To do that using calculate_indices()
, you’re going to
need to only provide formulas for the indices that can be calculated
from your particular data source. We might look at the columns available
for filtering from spectral_indices()
:
spectral_indices() |>
head(1)
#> # A tibble: 1 × 9
#> application_domain bands contributor date_of_addition formula long_name
#> <chr> <list> <chr> <chr> <chr> <chr>
#> 1 vegetation <chr [2]> https://githu… 2021-11-17 (N - 0… Aerosol …
#> # ℹ 3 more variables: platforms <list>, reference <chr>, short_name <chr>
It might seem like we’d want to use the platforms
column
here: we just downloaded a bunch of data from the Landsat-OLI platform,
so we probably want to calculate indices that correspond to this
platform. Unfortunately, if we use filter_platforms()
to do
this filtering, we’ll get an error inside of
calculate_indices()
:
try(
calculate_indices(
our_imagery,
filter_platforms(platforms = "Landsat-OLI"),
output_filename = tempfile(fileext = ".tif")
)
)
#> Error in eval(calc) : object 'gamma' not found
The issue is that a number of the indices in the Awesome Spectral Indices project have formulas that require additional data. You can see a list of them in the ASI documentation described as “additional index parameters”, and they range from wavelength values to exponentiation factors to weighting parameters and so on.
If you care about using a specific index, then it’s your job to
figure out what extra parameters that index requires and how you’ll
provide them. The spectral_indices()
table also includes a
DOI to the authoritative reference (as listed in the ASI project) which
can hopefully help with this.
However, if you’re looking to automatically calculate just the
indices that don’t require external parameters, you can do that as well.
Rather than use filter_platforms()
, we’ll use
filter_bands()
to retrieve all the spectral indices that
can be calculated using the bands available in our raster.
Assuming you used one of the wrapper functions in rsi, like
get_landsat_data()
or get_sentinel2_data()
,
your raster bands should automatically be named to match the band names
used in the ASI project. That means we can pass the names of your raster
directly to filter_bands()
:
filter_bands(bands = names(terra::rast(our_imagery))) |>
head(1)
#> # A tibble: 1 × 9
#> application_domain bands contributor date_of_addition formula long_name
#> <chr> <list> <chr> <chr> <chr> <chr>
#> 1 vegetation <chr [2]> https://githu… 2021-11-17 (N - 0… Aerosol …

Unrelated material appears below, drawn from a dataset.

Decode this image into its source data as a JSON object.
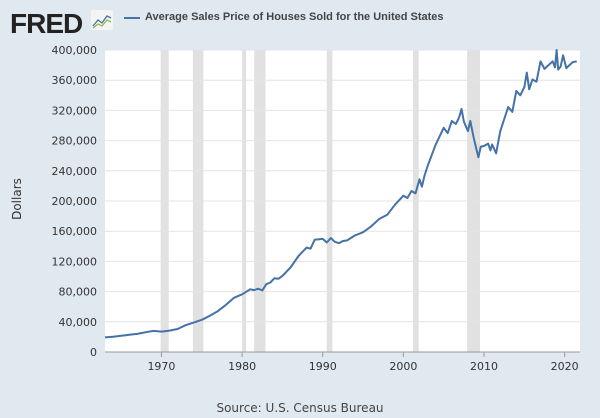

#> # ℹ 3 more variables: platforms <list>, reference <chr>, short_name <chr>
And we can pass the outputs of that function to
calculate_indices()
to only calculate this subset of
indices:
calculate_indices(
our_imagery,
filter_bands(bands = names(terra::rast(our_imagery))),
output_filename = tempfile(fileext = ".tif")
) |>
terra::rast() |>
terra::plot()
#> Warning in x@ptr$writeStop(): GDAL Message 1:
#> /tmp/RtmpwHJdDK/file25ec7b3f9aa.tif: Metadata exceeding 32000 bytes cannot be
#> written into GeoTIFF. Transferred to PAM instead.